“The wretch!” exclaimed Madam Conway, stamping her foot in her wrath, and thinking only of Henry Warner; “I’ll turn him from my door instantly. My blue satin bodice, indeed!”
“’Twas I, grandma—’twas I,” interrupted Maggie, looking reproachfully at Theo. “’Twas I who cut up the bodice. I who brought down the scarlet coat.”
“And I didn’t do a thing but look on,” said Theo. “I knew you’d be angry, and I tried to make Maggie behave, but she wouldn’t.”
“I don’t know as it is anything to you what Maggie does, and I think it would look quite as well in you to take part of the blame yourself, instead of putting it all upon your sister,” was Madam Conway’s reply; and, feeling almost as deeply injured as Mrs. Jeffrey herself, Theo began to cry, while Maggie, with a few masterly strokes, succeeded in so far appeasing the anger of her grandmother that the good lady consented for the young gentlemen to stay to breakfast, saying, though, that “they should decamp immediately after, and never darken her doors again.”
“But Mr. Douglas is rich,” sobbed Theo from behind her pocket handkerchief—“immensely rich, and of a very aristocratic family, I’m sure, else where did he get his money?”
This remark was timely, and when fifteen minutes later Madam Conway was presented to the gentlemen in the hall her manner was far more gracious towards George Douglas than it was towards Henry Warner, to whom she merely nodded, deigning no answer whatever to his polite apology for having made himself so much at home in her house.

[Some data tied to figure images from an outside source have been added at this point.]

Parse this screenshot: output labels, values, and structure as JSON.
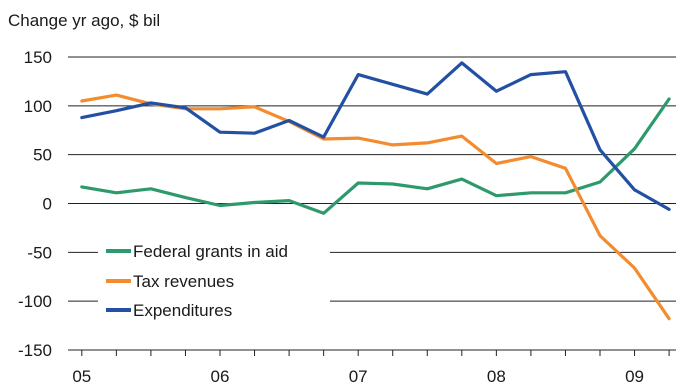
{
  "chart_data": {
    "type": "line",
    "ylabel": "Change yr ago, $ bil",
    "ylim": [
      -150,
      150
    ],
    "yticks": [
      -150,
      -100,
      -50,
      0,
      50,
      100,
      150
    ],
    "x": [
      2005.0,
      2005.25,
      2005.5,
      2005.75,
      2006.0,
      2006.25,
      2006.5,
      2006.75,
      2007.0,
      2007.25,
      2007.5,
      2007.75,
      2008.0,
      2008.25,
      2008.5,
      2008.75,
      2009.0,
      2009.25
    ],
    "xticks": [
      {
        "x": 2005,
        "label": "05"
      },
      {
        "x": 2006,
        "label": "06"
      },
      {
        "x": 2007,
        "label": "07"
      },
      {
        "x": 2008,
        "label": "08"
      },
      {
        "x": 2009,
        "label": "09"
      }
    ],
    "xlim": [
      2004.9,
      2009.3
    ],
    "grid": "horizontal",
    "legend_position": "lower-left",
    "series": [
      {
        "name": "Federal grants in aid",
        "color": "#2e9a6b",
        "values": [
          17,
          11,
          15,
          6,
          -2,
          1,
          3,
          -10,
          21,
          20,
          15,
          25,
          8,
          11,
          11,
          22,
          56,
          107
        ]
      },
      {
        "name": "Tax revenues",
        "color": "#f28c2f",
        "values": [
          105,
          111,
          102,
          97,
          97,
          99,
          84,
          66,
          67,
          60,
          62,
          69,
          41,
          48,
          36,
          -33,
          -66,
          -118
        ]
      },
      {
        "name": "Expenditures",
        "color": "#2350a3",
        "values": [
          88,
          95,
          103,
          98,
          73,
          72,
          85,
          68,
          132,
          122,
          112,
          144,
          115,
          132,
          135,
          55,
          14,
          -6
        ]
      }
    ]
  }
}
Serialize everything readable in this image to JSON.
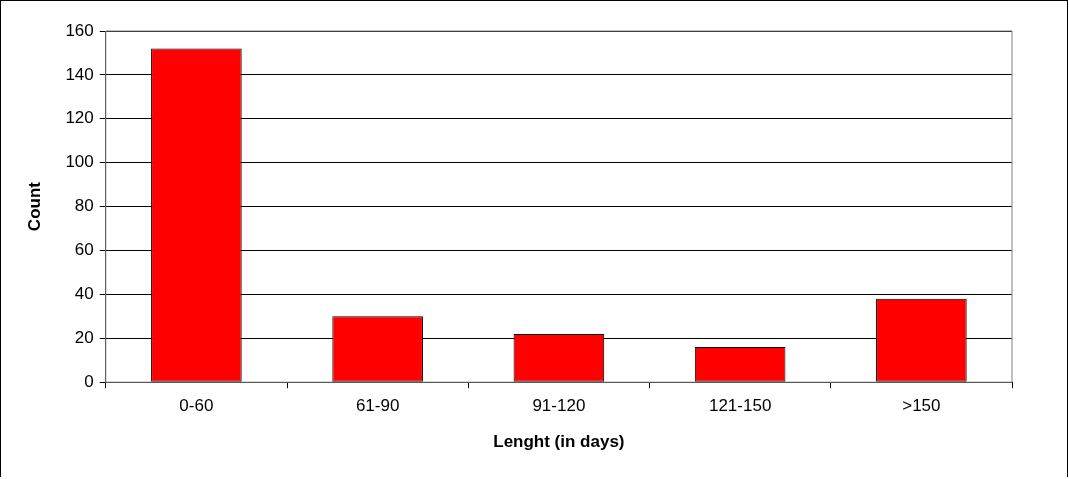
{
  "chart_data": {
    "type": "bar",
    "xlabel": "Lenght (in days)",
    "ylabel": "Count",
    "categories": [
      "0-60",
      "61-90",
      "91-120",
      "121-150",
      ">150"
    ],
    "values": [
      152,
      30,
      22,
      16,
      38
    ],
    "color": "#ff0000",
    "ylim": [
      0,
      160
    ],
    "yticks": [
      0,
      20,
      40,
      60,
      80,
      100,
      120,
      140,
      160
    ],
    "grid": "y",
    "legend": false
  }
}
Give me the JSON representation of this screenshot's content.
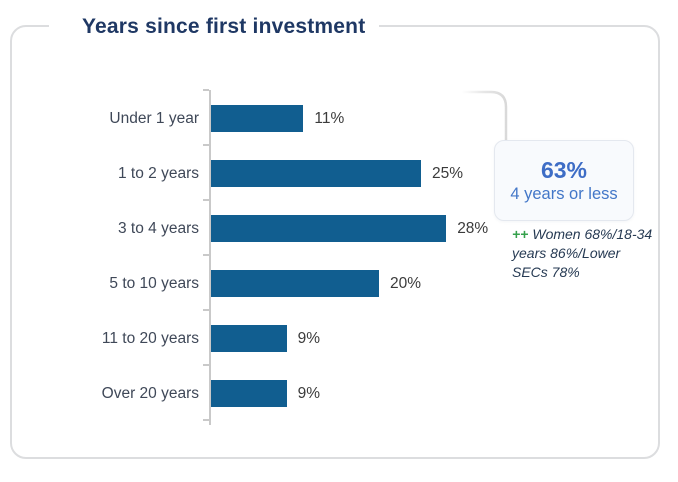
{
  "card": {
    "title": "Years since first investment"
  },
  "chart_data": {
    "type": "bar",
    "orientation": "horizontal",
    "title": "Years since first investment",
    "categories": [
      "Under 1 year",
      "1 to 2 years",
      "3 to 4 years",
      "5 to 10 years",
      "11 to 20 years",
      "Over 20 years"
    ],
    "values": [
      11,
      25,
      28,
      20,
      9,
      9
    ],
    "value_labels": [
      "11%",
      "25%",
      "28%",
      "20%",
      "9%",
      "9%"
    ],
    "xlim": [
      0,
      30
    ],
    "xlabel": "",
    "ylabel": "",
    "grid": false,
    "legend_position": "none",
    "bar_color": "#115e90",
    "axis_color": "#c9c9c9"
  },
  "callout": {
    "value": "63%",
    "label": "4 years or less"
  },
  "annotation": {
    "marker": "++",
    "text": "Women 68%/18-34 years 86%/Lower SECs 78%"
  },
  "colors": {
    "title": "#1f3864",
    "category_label": "#3f4858",
    "value_label": "#3b3b3b",
    "callout_value": "#3e6dc6",
    "callout_label": "#4377c8",
    "annotation_marker": "#35a14c",
    "annotation_text": "#263a53",
    "card_border": "#dcdddf",
    "bracket": "#d9d9d9"
  }
}
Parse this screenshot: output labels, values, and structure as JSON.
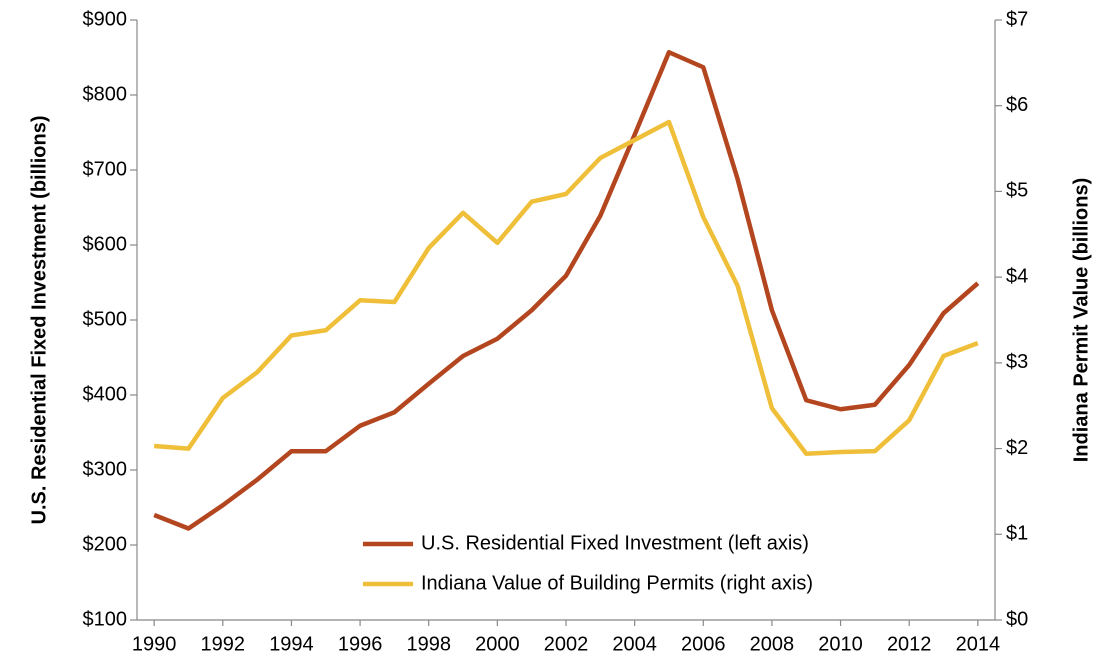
{
  "chart_data": {
    "type": "line",
    "x": [
      1990,
      1991,
      1992,
      1993,
      1994,
      1995,
      1996,
      1997,
      1998,
      1999,
      2000,
      2001,
      2002,
      2003,
      2004,
      2005,
      2006,
      2007,
      2008,
      2009,
      2010,
      2011,
      2012,
      2013,
      2014
    ],
    "series": [
      {
        "name": "U.S. Residential Fixed Investment (left axis)",
        "color": "#b3461f",
        "axis": "y",
        "values": [
          240,
          222,
          253,
          287,
          325,
          325,
          359,
          377,
          415,
          452,
          475,
          513,
          559,
          639,
          747,
          857,
          837,
          688,
          513,
          393,
          381,
          387,
          440,
          509,
          549
        ]
      },
      {
        "name": "Indiana Value of Building Permits (right axis)",
        "color": "#efbf3a",
        "axis": "y2",
        "values": [
          2.03,
          2.0,
          2.59,
          2.89,
          3.32,
          3.38,
          3.73,
          3.71,
          4.34,
          4.75,
          4.4,
          4.88,
          4.97,
          5.39,
          5.6,
          5.81,
          4.7,
          3.9,
          2.47,
          1.94,
          1.96,
          1.97,
          2.33,
          3.08,
          3.23
        ]
      }
    ],
    "ylabel": "U.S. Residential Fixed Investment (billions)",
    "y2label": "Indiana Permit Value (billions)",
    "xlim": [
      1989.5,
      2014.5
    ],
    "xticks": [
      1990,
      1992,
      1994,
      1996,
      1998,
      2000,
      2002,
      2004,
      2006,
      2008,
      2010,
      2012,
      2014
    ],
    "ylim": [
      100,
      900
    ],
    "yticks": [
      {
        "value": 100,
        "label": "$100"
      },
      {
        "value": 200,
        "label": "$200"
      },
      {
        "value": 300,
        "label": "$300"
      },
      {
        "value": 400,
        "label": "$400"
      },
      {
        "value": 500,
        "label": "$500"
      },
      {
        "value": 600,
        "label": "$600"
      },
      {
        "value": 700,
        "label": "$700"
      },
      {
        "value": 800,
        "label": "$800"
      },
      {
        "value": 900,
        "label": "$900"
      }
    ],
    "y2lim": [
      0,
      7
    ],
    "y2ticks": [
      {
        "value": 0,
        "label": "$0"
      },
      {
        "value": 1,
        "label": "$1"
      },
      {
        "value": 2,
        "label": "$2"
      },
      {
        "value": 3,
        "label": "$3"
      },
      {
        "value": 4,
        "label": "$4"
      },
      {
        "value": 5,
        "label": "$5"
      },
      {
        "value": 6,
        "label": "$6"
      },
      {
        "value": 7,
        "label": "$7"
      }
    ],
    "legend": "lower right",
    "grid": false
  }
}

The expression of his mouth was as usual against him, and, fancying he intended adding insult to injury by laughing in her face, she coolly turned her back upon him ere he had finished speaking, and walked downstairs, leaving him to wind up his speech with “an old she-dragon”!

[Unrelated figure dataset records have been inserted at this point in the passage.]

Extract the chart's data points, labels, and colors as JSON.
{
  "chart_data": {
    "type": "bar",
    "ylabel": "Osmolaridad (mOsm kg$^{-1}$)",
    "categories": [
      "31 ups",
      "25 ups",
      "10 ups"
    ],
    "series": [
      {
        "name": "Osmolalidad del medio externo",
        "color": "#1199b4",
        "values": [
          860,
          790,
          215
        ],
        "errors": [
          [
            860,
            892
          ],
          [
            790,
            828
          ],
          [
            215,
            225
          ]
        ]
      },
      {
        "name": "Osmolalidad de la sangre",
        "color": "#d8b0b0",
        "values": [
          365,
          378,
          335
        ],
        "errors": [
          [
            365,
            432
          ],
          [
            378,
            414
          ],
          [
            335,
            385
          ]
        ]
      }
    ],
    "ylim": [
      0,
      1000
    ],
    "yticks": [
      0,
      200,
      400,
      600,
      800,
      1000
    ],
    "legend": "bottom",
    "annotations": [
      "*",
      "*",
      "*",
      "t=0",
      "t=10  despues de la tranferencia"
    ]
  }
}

By this time both the sun and the servants had arisen, the former shining into the disorderly dining room, and disclosing to the latter the weary, jaded Anna, who, while Madam Conway was exploring the house, had thrown herself upon the lounge and had fallen asleep.
“Who is she, and where did she come from?” was anxiously inquired, and they were about going in quest of Margaret when their mistress appeared suddenly in their midst, and their noisy demonstrations of joyful surprise awoke the sleeping girl, who, rubbing her red eyelids, asked for her aunt, and why she did not come to meet her.
“She has been a little excited, and forgot you, perhaps,” answered Madam Conway, at the same time bidding one of the servants to show the young lady to Mrs. Jeffrey’s room.